What is real? Some believe it’s everything we can obverse through our natural senses. Others think we’re living a computer simulation. All I know is that, whether real or not, Total Recall, Len Wiseman’s (who’s known for “Underworld” and “Live Free or Die Hard“) remake of director Paul Verhoeven’s 1990 adaptation of Philip K. Dick’s short story “We Can Remember It for You Wholesale,” is real bad.
In post-World War III 2084, Earth is separated into two superpowers, United Federation of Britain and The Colony. From the latter stems Doug Quaid (Colin Farrell), a factory worker relentlessly haunted by violent nightmares. Tired and dissatisfied with his monotonous existence, he stops by Rekall, a company which sells artificial memories. Feeling adventurous, Quaid opts for a secret agent scenario — a trip cut short when the company rep discovers that’s already a reality. When a SWAT team storms the facility (which Doug quickly — albeit unexpectedly — dispenses of), he comes home to his wife Lori (Kate Beckinsale), who reveals herself as the enemy. On the run, he teams up with a rebel named Melinda (Jessica Biel) who helps him decipher what’s real and what’s recall.
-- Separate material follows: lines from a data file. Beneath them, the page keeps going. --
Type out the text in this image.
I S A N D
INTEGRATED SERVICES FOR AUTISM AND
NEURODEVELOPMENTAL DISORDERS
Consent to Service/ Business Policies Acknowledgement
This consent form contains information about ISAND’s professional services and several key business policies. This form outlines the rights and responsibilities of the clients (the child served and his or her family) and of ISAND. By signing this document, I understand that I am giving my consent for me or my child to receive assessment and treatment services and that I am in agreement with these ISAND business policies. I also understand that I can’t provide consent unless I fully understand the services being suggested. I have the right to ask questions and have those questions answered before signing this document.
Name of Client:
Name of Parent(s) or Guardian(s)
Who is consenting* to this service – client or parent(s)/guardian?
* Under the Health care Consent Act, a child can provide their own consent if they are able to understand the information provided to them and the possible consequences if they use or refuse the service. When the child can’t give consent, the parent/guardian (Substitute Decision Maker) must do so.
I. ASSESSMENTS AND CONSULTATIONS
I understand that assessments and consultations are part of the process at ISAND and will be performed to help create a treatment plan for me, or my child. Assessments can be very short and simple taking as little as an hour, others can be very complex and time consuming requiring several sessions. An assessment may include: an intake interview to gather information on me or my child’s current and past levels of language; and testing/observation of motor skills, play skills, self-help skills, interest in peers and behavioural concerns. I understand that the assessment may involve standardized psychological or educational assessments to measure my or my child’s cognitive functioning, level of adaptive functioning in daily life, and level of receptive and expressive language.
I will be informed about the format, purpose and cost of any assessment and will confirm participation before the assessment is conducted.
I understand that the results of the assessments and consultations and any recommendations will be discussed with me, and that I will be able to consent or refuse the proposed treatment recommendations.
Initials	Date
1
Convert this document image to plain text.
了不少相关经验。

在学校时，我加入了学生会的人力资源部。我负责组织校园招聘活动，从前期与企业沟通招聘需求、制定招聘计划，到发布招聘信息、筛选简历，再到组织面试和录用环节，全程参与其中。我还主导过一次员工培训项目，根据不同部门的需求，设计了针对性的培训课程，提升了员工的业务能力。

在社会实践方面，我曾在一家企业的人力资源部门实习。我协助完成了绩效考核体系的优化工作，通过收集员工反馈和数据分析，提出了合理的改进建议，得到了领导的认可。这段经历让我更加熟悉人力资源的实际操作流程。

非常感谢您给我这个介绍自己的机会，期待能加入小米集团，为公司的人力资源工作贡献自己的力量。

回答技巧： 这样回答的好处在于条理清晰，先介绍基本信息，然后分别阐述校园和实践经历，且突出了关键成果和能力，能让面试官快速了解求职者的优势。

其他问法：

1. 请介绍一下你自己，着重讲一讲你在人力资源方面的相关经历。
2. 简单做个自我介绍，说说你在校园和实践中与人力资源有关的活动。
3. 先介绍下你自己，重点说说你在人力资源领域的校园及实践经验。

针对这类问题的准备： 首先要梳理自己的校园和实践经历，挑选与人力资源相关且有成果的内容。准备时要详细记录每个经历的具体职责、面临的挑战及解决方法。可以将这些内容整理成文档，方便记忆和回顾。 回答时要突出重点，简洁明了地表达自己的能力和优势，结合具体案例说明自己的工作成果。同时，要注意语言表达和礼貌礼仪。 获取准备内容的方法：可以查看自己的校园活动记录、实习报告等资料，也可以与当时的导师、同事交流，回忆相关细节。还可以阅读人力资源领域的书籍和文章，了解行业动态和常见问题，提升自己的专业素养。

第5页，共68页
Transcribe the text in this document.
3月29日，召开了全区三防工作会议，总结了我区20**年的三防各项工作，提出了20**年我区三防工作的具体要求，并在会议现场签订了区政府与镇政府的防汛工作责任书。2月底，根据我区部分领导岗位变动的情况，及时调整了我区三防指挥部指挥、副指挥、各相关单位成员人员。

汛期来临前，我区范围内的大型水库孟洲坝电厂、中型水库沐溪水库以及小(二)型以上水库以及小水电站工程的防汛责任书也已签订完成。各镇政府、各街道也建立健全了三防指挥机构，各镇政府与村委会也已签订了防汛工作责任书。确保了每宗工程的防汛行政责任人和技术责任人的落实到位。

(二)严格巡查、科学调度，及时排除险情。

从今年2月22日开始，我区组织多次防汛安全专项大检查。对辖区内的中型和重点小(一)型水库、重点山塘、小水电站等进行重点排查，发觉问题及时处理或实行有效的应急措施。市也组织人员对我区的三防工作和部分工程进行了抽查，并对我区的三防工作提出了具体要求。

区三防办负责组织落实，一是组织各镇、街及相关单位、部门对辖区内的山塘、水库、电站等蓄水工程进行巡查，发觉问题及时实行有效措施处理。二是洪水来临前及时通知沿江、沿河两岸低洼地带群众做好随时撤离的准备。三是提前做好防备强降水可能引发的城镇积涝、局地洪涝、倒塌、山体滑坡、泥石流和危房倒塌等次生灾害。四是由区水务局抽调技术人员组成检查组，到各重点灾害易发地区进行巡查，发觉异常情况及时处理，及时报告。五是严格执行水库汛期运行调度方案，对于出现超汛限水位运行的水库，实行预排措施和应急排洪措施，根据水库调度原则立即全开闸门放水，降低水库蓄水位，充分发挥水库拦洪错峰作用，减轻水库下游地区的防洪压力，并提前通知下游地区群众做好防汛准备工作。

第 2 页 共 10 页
In this clusterfuck of post-apocalyptic wastelands, cyberpunk metropolises, and actors who haven’t seen a hit in years, the one thing worth noting is a reappearance of the franchise’s infamous three-titted prostitute (now played by Canadian actress Kaitlyn Leeb). For a movie of such lofty thematic and financial intentions, that’s a hollow victory. Helmed on a budget of $125 million, Total Recall was meant as an obvious technical upgrade; unfortunately, everything’s so uninspired it defeats the purpose. The interiors — bland collages of Styrofoam whites and dirty greys — are disastrous. Meanwhile the milk-and-water cityscapes are ripped straight from superior movies like “Blade Runner” and “Minority Report.” Glazed with heavy rain and grandiose shots of poverty, this is one of the most forgettable visions of techno-gloom in years.
The original had Arnold Schwarzenegger running amok with a funny accent, but sitting through Colin’s performance is like watching honey drip off a spoon. Low-key, one of the more talented actors of this generation, his ambition of being an action hero has worked against his talent playing in independent fare (see: “Crazy Heart” and “In Bruges“). Nevertheless, a leading man is nothing without his co-stars and the wish-washy supporting cast is barely beneficial. Normally “Breaking Bad” star Bryan Cranston (who stars as Vilos Cohaagen, the Prime Minister of UFB) would be a saving grace, however Kurt Wimmer and Mark Bomback’s corny script does him dirty. Even the thirstiest men are destined for disappointment as Beckinsale and Biel in tight outfits is an inadequate consolation prize for the horribleness that follows.
Total Recall is Hollywood trying to peddle plastic as gold. Occasionally, there’s a vague reference to politics used to justify the cut-rate action sequences. Ironically when the characters try acting smart, they end up sounding even dumber. And whilst running with a PG-13 rating meant raking in some more bucks, it was at the expense of the ultra-violence that kept Verhoeven’s interpretation afloat. So for me to even consider recommending this asinine remake, Original Films and Columbia Pictures would have to implant the memory of me being entertained by it.